BHI Performs First 'Robotic Catheterization'


The Baptist Heart Institute at Central Baptist Hospital is the nation’s first to utilize a new system that provides remote control of medical devices to navigate the cardiovascular system. On March 18, physicians at the Baptist Heart Institute announced they had performed the first 'robotic' catheterization procedure utilizing the Niobe Magnetic Navigation System, a recently FDA-approved technology that is used to navigate medical devices, such as catheters and guidewires, through the cardiovascular system to designated target sites in the heart and coronary vasculature.

"We’re excited to be the first in the nation to use this revolutionary catheterization system for cardiac applications," said Gery Tomassoni, M.D., cardiologist and electrophysiologist at Central Baptist Hospital. "We have begun the first of at least eight clinical trials using this innovative equipment."

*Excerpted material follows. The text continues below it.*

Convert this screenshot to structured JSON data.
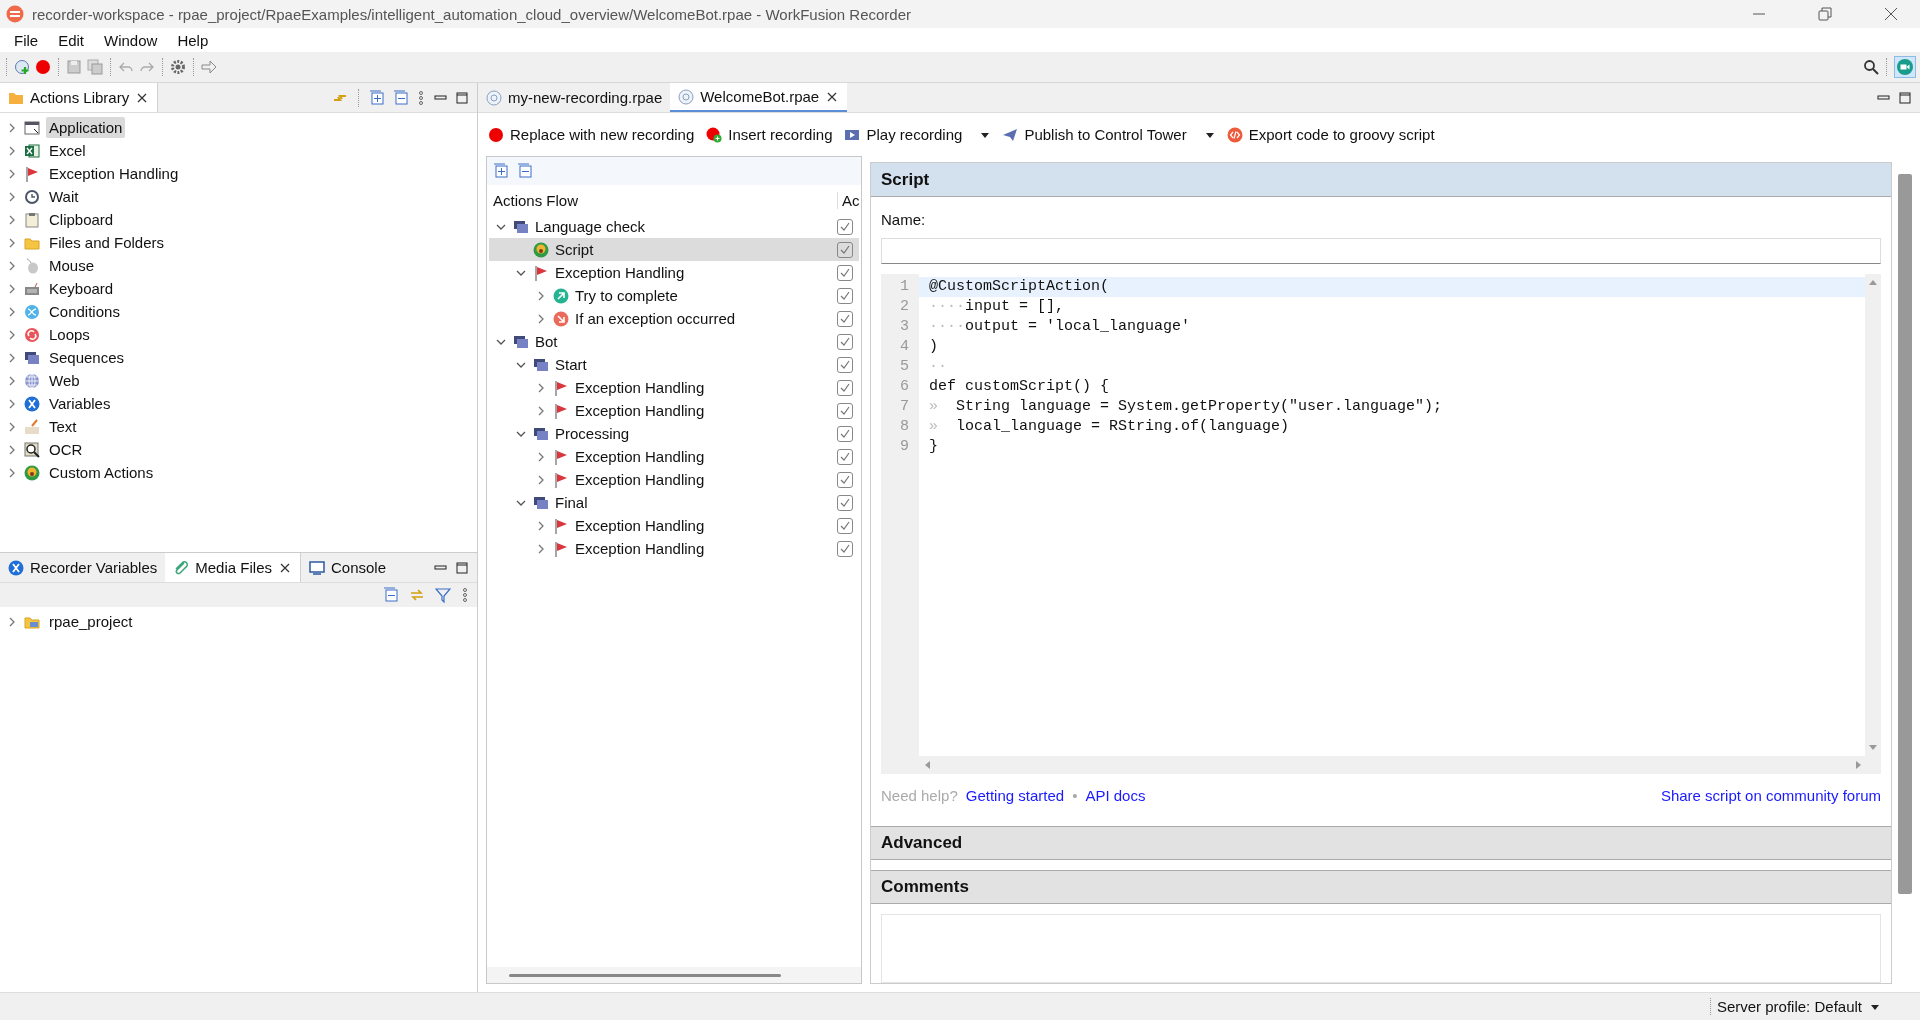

The system is based on Stereotaxis’ innovations using computer-controlled magnets, positioned external to the body, to programmatically steer magnetically enabled catheters and guidewires, directly at their distal tip, throughout the cardiovascular system. The system is fully integrated with Siemens Medical Solutions leading AXIOM Artis dFC digital fluoroscopy system, which is used to visualize the devices as they are navigated.

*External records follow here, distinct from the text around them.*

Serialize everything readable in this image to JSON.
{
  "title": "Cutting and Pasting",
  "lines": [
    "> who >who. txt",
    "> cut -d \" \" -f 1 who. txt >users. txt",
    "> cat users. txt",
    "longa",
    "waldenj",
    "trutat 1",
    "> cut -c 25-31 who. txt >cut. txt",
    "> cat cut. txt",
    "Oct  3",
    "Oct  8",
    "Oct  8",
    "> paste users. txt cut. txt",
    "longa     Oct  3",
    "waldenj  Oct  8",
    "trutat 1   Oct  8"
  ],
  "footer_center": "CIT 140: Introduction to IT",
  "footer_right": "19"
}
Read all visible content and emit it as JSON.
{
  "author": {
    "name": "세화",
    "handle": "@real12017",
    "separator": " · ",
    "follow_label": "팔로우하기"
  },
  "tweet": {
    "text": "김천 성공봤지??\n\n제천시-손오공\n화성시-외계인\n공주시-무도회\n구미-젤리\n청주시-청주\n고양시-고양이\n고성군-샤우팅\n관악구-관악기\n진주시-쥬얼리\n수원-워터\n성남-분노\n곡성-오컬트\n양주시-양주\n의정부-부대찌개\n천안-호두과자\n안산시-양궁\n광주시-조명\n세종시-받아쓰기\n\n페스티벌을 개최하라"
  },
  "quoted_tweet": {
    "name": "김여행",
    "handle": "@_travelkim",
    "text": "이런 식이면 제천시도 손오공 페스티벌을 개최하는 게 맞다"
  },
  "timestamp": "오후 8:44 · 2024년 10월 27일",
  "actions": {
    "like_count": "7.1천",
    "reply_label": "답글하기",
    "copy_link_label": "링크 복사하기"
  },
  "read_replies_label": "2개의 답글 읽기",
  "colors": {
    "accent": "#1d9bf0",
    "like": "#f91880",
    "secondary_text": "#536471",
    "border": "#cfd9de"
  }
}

The system defines a new era in interventional medicine - one in which computers are designed to help the physician navigate medical devices more rapidly and more precisely than they can be navigated manually, freeing the physician to focus on the patient and the outcome, rather than the mechanics of the procedure.

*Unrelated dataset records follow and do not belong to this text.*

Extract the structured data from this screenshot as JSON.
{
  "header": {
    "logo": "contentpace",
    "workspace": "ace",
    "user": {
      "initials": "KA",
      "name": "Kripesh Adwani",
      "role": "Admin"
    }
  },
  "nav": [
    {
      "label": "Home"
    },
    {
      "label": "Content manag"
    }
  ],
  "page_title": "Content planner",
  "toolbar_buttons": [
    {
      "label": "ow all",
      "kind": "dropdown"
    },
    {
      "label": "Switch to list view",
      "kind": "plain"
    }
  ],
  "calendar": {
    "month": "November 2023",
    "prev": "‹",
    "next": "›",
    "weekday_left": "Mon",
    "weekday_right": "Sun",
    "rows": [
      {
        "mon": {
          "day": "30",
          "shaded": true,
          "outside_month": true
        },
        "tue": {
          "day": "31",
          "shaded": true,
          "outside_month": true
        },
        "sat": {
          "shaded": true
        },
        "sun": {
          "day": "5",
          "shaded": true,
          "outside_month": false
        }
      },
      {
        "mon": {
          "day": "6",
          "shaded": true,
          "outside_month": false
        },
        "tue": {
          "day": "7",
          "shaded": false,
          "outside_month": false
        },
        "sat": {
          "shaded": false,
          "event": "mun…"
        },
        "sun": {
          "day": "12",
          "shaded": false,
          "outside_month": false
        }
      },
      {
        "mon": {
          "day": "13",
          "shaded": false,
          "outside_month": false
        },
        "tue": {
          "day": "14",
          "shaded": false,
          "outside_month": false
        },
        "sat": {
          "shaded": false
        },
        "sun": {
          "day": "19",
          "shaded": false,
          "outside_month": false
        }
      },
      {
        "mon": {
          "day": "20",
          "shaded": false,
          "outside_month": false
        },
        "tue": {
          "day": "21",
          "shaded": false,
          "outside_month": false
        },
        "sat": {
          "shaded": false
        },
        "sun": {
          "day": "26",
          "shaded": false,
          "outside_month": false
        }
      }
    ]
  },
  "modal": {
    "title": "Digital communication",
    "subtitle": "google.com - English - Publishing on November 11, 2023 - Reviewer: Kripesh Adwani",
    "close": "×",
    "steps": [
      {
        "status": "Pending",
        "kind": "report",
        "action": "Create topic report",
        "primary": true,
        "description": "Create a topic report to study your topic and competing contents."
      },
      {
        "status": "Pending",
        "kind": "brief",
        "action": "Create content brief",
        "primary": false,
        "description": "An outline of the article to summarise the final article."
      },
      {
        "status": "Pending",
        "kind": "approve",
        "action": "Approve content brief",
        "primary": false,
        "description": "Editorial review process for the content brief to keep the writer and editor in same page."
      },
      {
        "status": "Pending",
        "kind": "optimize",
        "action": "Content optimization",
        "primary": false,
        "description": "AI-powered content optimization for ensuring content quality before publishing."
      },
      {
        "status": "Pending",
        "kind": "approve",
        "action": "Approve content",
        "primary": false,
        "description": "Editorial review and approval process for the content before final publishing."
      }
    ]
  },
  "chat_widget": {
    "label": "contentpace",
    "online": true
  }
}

This combination of the Siemens' and Stereotaxis' technologies is uniquely capable of helping cardiologists improve the ease and accuracy of catheter-based procedures to facilitate increased efficiency and productivity in interventional medicine. The fully integrated, image-guided computerized, magnetic navigation and control system is aimed at addressing problems associated with manual catheter steering and positioning. This approach allows for 360-degree rotation of the catheter and is expected to increase the potential for greater precision.

Advanced fluoroscopic technology integrated with distal tip catheter control allows the clinicians to better leverage the imaging information to ensure the catheter is positioned properly, without trial and error. The system fits into a standard cath lab room.